Previously, I’ve talked about how writers’ lives influence their books, but have you ever wondered how the books you read and write influence your life?
As a writer, bits and pieces of you are in the stories you tell. Words are the influences and emotions from your environment. Even if your story is set in 17th century as a pirate on the high seas, parts of your life are imprisoned in your tale.
It’s unavoidable. We write what we are, to a certain degree, before imagination and fantasy take over.
What if, after imagination and fantasy take the wheel, the influences reverse? Theoretically, do we become what we write?
Science fiction writers and readers, has a switch flipped inside you and have you started to explore the previously unimaginable? Romance writers, how about you? Do you become the hero or heroine and does your partner start to look like your hot suitor?

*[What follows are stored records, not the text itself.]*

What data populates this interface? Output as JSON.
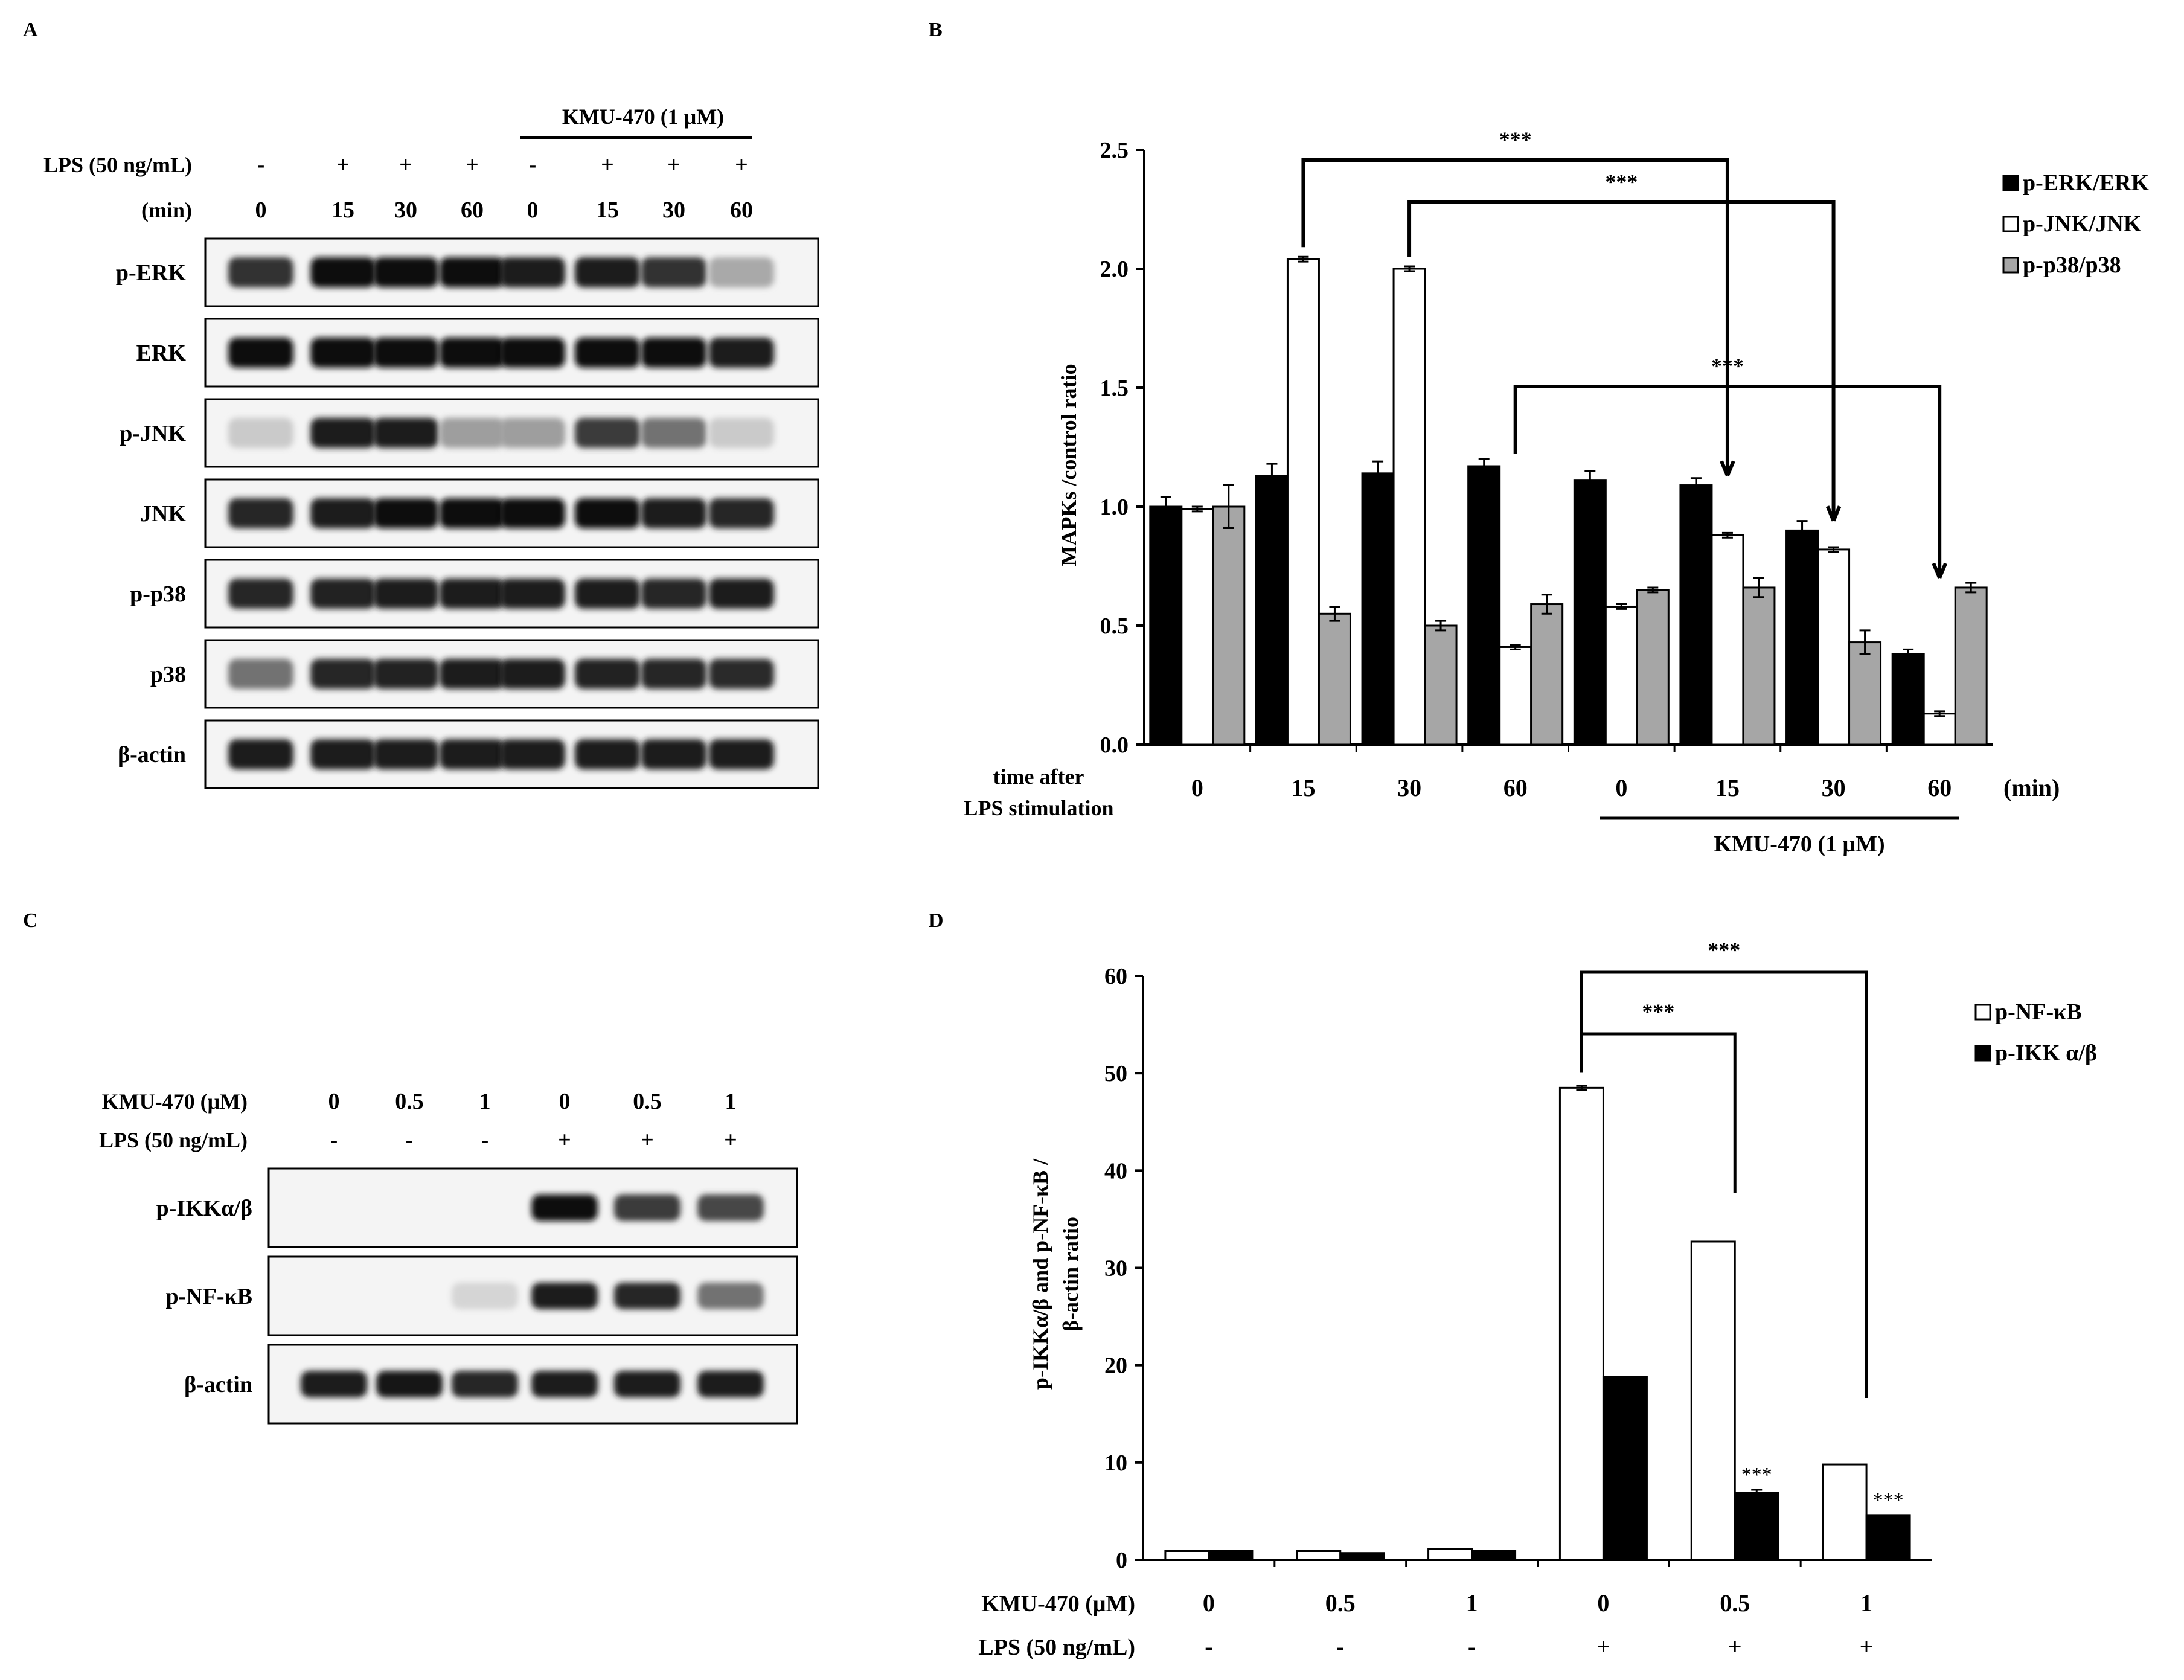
{
  "panels": {
    "A": "A",
    "B": "B",
    "C": "C",
    "D": "D"
  },
  "blot_a": {
    "kmu_label": "KMU-470 (1 μM)",
    "lps_label": "LPS (50 ng/mL)",
    "min_label": "(min)",
    "lps_signs": [
      "-",
      "+",
      "+",
      "+",
      "-",
      "+",
      "+",
      "+"
    ],
    "min_values": [
      "0",
      "15",
      "30",
      "60",
      "0",
      "15",
      "30",
      "60"
    ],
    "rows": [
      {
        "label": "p-ERK",
        "intensity": [
          0.85,
          1.0,
          1.0,
          1.0,
          0.95,
          0.95,
          0.85,
          0.3
        ]
      },
      {
        "label": "ERK",
        "intensity": [
          1.0,
          1.0,
          1.0,
          1.0,
          1.0,
          1.0,
          1.0,
          0.95
        ]
      },
      {
        "label": "p-JNK",
        "intensity": [
          0.15,
          0.95,
          0.95,
          0.35,
          0.35,
          0.8,
          0.55,
          0.15
        ]
      },
      {
        "label": "JNK",
        "intensity": [
          0.9,
          0.95,
          1.0,
          1.0,
          1.0,
          1.0,
          0.95,
          0.9
        ]
      },
      {
        "label": "p-p38",
        "intensity": [
          0.9,
          0.92,
          0.95,
          0.95,
          0.95,
          0.95,
          0.9,
          0.95
        ]
      },
      {
        "label": "p38",
        "intensity": [
          0.55,
          0.9,
          0.92,
          0.95,
          0.95,
          0.92,
          0.9,
          0.88
        ]
      },
      {
        "label": "β-actin",
        "intensity": [
          0.95,
          0.95,
          0.95,
          0.95,
          0.95,
          0.95,
          0.95,
          0.95
        ]
      }
    ]
  },
  "blot_c": {
    "kmu_label": "KMU-470  (μM)",
    "lps_label": "LPS (50 ng/mL)",
    "kmu_values": [
      "0",
      "0.5",
      "1",
      "0",
      "0.5",
      "1"
    ],
    "lps_signs": [
      "-",
      "-",
      "-",
      "+",
      "+",
      "+"
    ],
    "rows": [
      {
        "label": "p-IKKα/β",
        "intensity": [
          0.0,
          0.0,
          0.0,
          1.0,
          0.8,
          0.75
        ]
      },
      {
        "label": "p-NF-κB",
        "intensity": [
          0.0,
          0.0,
          0.1,
          0.95,
          0.9,
          0.55
        ]
      },
      {
        "label": "β-actin",
        "intensity": [
          0.95,
          0.98,
          0.9,
          0.95,
          0.95,
          0.95
        ]
      }
    ]
  },
  "chart_b_labels": {
    "x_row_label_1": "time after",
    "x_row_label_2": "LPS stimulation",
    "unit": "(min)",
    "kmu_label": "KMU-470 (1 μM)",
    "sig": "***"
  },
  "chart_d_labels": {
    "ylabel_1": "p-IKKα/β  and p-NF-κB  /",
    "ylabel_2": "β-actin ratio",
    "kmu_row_label": "KMU-470 (μM)",
    "lps_row_label": "LPS (50 ng/mL)",
    "kmu_values": [
      "0",
      "0.5",
      "1",
      "0",
      "0.5",
      "1"
    ],
    "lps_signs": [
      "-",
      "-",
      "-",
      "+",
      "+",
      "+"
    ],
    "sig": "***"
  },
  "chart_data": [
    {
      "type": "bar",
      "panel": "B",
      "categories": [
        "0",
        "15",
        "30",
        "60",
        "0",
        "15",
        "30",
        "60"
      ],
      "ylabel": "MAPKs /control ratio",
      "ylim": [
        0,
        2.5
      ],
      "yticks": [
        "0.0",
        "0.5",
        "1.0",
        "1.5",
        "2.0",
        "2.5"
      ],
      "legend_position": "top-right",
      "series": [
        {
          "name": "p-ERK/ERK",
          "color": "#000000",
          "values": [
            1.0,
            1.13,
            1.14,
            1.17,
            1.11,
            1.09,
            0.9,
            0.38
          ],
          "errors": [
            0.04,
            0.05,
            0.05,
            0.03,
            0.04,
            0.03,
            0.04,
            0.02
          ]
        },
        {
          "name": "p-JNK/JNK",
          "color": "#ffffff",
          "values": [
            0.99,
            2.04,
            2.0,
            0.41,
            0.58,
            0.88,
            0.82,
            0.13
          ],
          "errors": [
            0.01,
            0.01,
            0.01,
            0.01,
            0.01,
            0.01,
            0.01,
            0.01
          ]
        },
        {
          "name": "p-p38/p38",
          "color": "#a6a6a6",
          "values": [
            1.0,
            0.55,
            0.5,
            0.59,
            0.65,
            0.66,
            0.43,
            0.66
          ],
          "errors": [
            0.09,
            0.03,
            0.02,
            0.04,
            0.01,
            0.04,
            0.05,
            0.02
          ]
        }
      ],
      "significance": [
        "***",
        "***",
        "***"
      ]
    },
    {
      "type": "bar",
      "panel": "D",
      "categories": [
        "0 / -",
        "0.5 / -",
        "1 / -",
        "0 / +",
        "0.5 / +",
        "1 / +"
      ],
      "ylim": [
        0,
        60
      ],
      "yticks": [
        "0",
        "10",
        "20",
        "30",
        "40",
        "50",
        "60"
      ],
      "legend_position": "top-right",
      "series": [
        {
          "name": "p-NF-κB",
          "color": "#ffffff",
          "values": [
            0.9,
            0.9,
            1.1,
            48.5,
            32.7,
            9.8
          ],
          "errors": [
            0,
            0,
            0,
            0.2,
            0,
            0
          ]
        },
        {
          "name": "p-IKK  α/β",
          "color": "#000000",
          "values": [
            0.9,
            0.7,
            0.9,
            18.8,
            6.9,
            4.6
          ],
          "errors": [
            0,
            0,
            0,
            0,
            0.3,
            0
          ]
        }
      ],
      "significance": [
        "***",
        "***",
        "***",
        "***"
      ]
    }
  ]
}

Crime writers, are you surrounded by clues in your everyday life? Has writing about detectives helped you find your lost keys faster? Mystery and thriller authors, do you see beneath the masks of those around you?
I had always been apathetically aware of the agendas of others, but that escalated when I started writing suspense. Now, I feel so keenly attuned to the hidden designs of people, I have a “motivation” trigger in my brain that won’t quit.

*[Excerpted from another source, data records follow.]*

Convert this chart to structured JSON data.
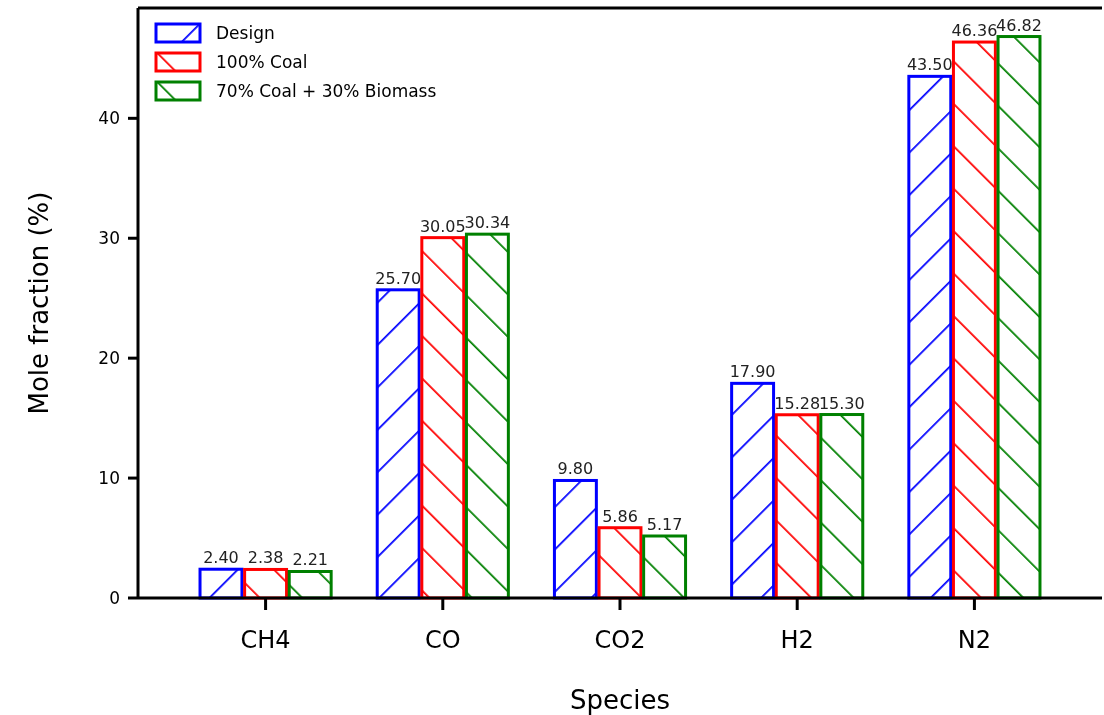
{
  "chart_data": {
    "type": "bar",
    "xlabel": "Species",
    "ylabel": "Mole fraction (%)",
    "categories": [
      "CH4",
      "CO",
      "CO2",
      "H2",
      "N2"
    ],
    "series": [
      {
        "name": "Design",
        "color": "#0000ff",
        "values": [
          2.4,
          25.7,
          9.8,
          17.9,
          43.5
        ],
        "value_labels": [
          "2.40",
          "25.70",
          "9.80",
          "17.90",
          "43.50"
        ]
      },
      {
        "name": "100% Coal",
        "color": "#ff0000",
        "values": [
          2.38,
          30.05,
          5.86,
          15.28,
          46.36
        ],
        "value_labels": [
          "2.38",
          "30.05",
          "5.86",
          "15.28",
          "46.36"
        ]
      },
      {
        "name": "70% Coal + 30% Biomass",
        "color": "#008000",
        "values": [
          2.21,
          30.34,
          5.17,
          15.3,
          46.82
        ],
        "value_labels": [
          "2.21",
          "30.34",
          "5.17",
          "15.30",
          "46.82"
        ]
      }
    ],
    "ylim": [
      0,
      49.2
    ],
    "yticks": [
      0,
      10,
      20,
      30,
      40
    ],
    "legend": "top left",
    "grid": false
  }
}
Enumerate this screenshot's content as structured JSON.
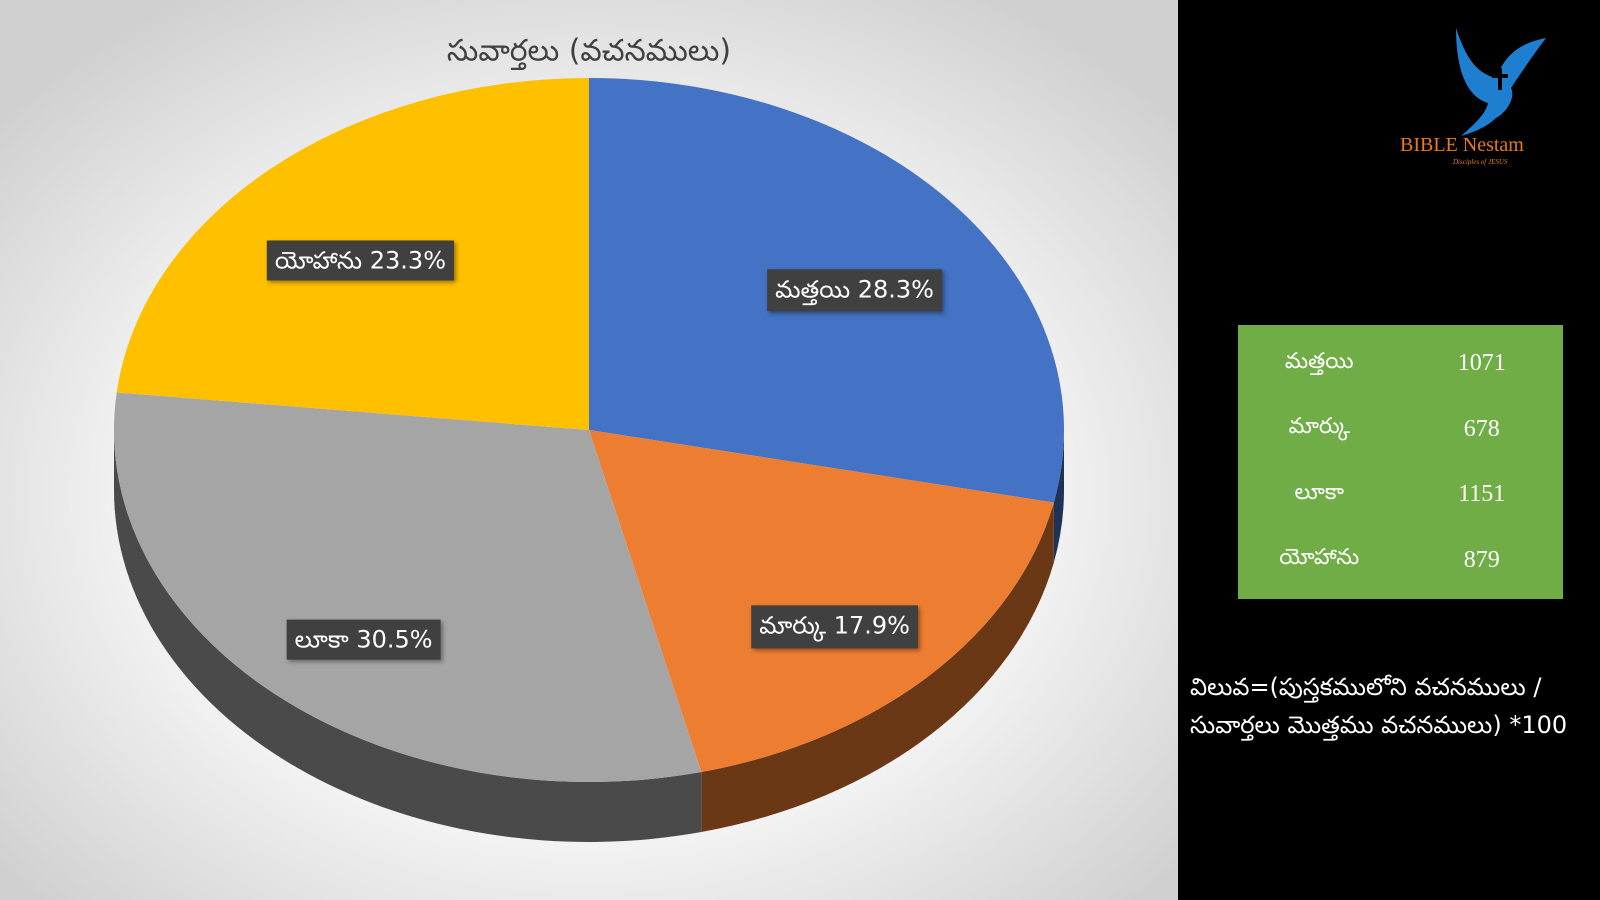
{
  "chart_data": {
    "type": "pie",
    "title": "సువార్తలు (వచనములు)",
    "categories": [
      "మత్తయి",
      "మార్కు",
      "లూకా",
      "యోహాను"
    ],
    "values": [
      28.3,
      17.9,
      30.5,
      23.3
    ],
    "value_labels": [
      "28.3%",
      "17.9%",
      "30.5%",
      "23.3%"
    ],
    "colors": [
      "#4472c4",
      "#ed7d31",
      "#a5a5a5",
      "#ffc000"
    ]
  },
  "table": {
    "rows": [
      [
        "మత్తయి",
        1071
      ],
      [
        "మార్కు",
        678
      ],
      [
        "లూకా",
        1151
      ],
      [
        "యోహాను",
        879
      ]
    ]
  },
  "note": "విలువ=(పుస్తకములోని వచనములు / సువార్తలు మొత్తము వచనములు) *100",
  "logo": {
    "name": "BIBLE Nestam",
    "tagline": "Disciples of JESUS"
  }
}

This comes as an advantage at times. When someone asks me or any of my loved ones a question, I instantly think, why do they need to know and what do they gain from the answer?
If anything, my sometimes off the wall questioning of a question forces others to think about agendas. Although I might come off as a conspiracy theorist, almost everyone has a reason, usually self-related, for the questions they ask.
A few years ago, I would have simply accepted the question and given a straightforward answer. Now, however, after being exposed to my own writing, I look beyond the question to the purpose of the question.
Do writers and readers become better people after creating or reading a book? I hesitated to use the word “better” because measuring one’s goodness (or badness) is unreliable. The meter on that varies too widely at any given second.
However, I do think you become “different” after exposure to a strong book (written or read), but the strength of the written word is subjective and relative to your emotions of the moment.
It’s an interesting concept to think about. I know my writing has changed me. Have books changed you?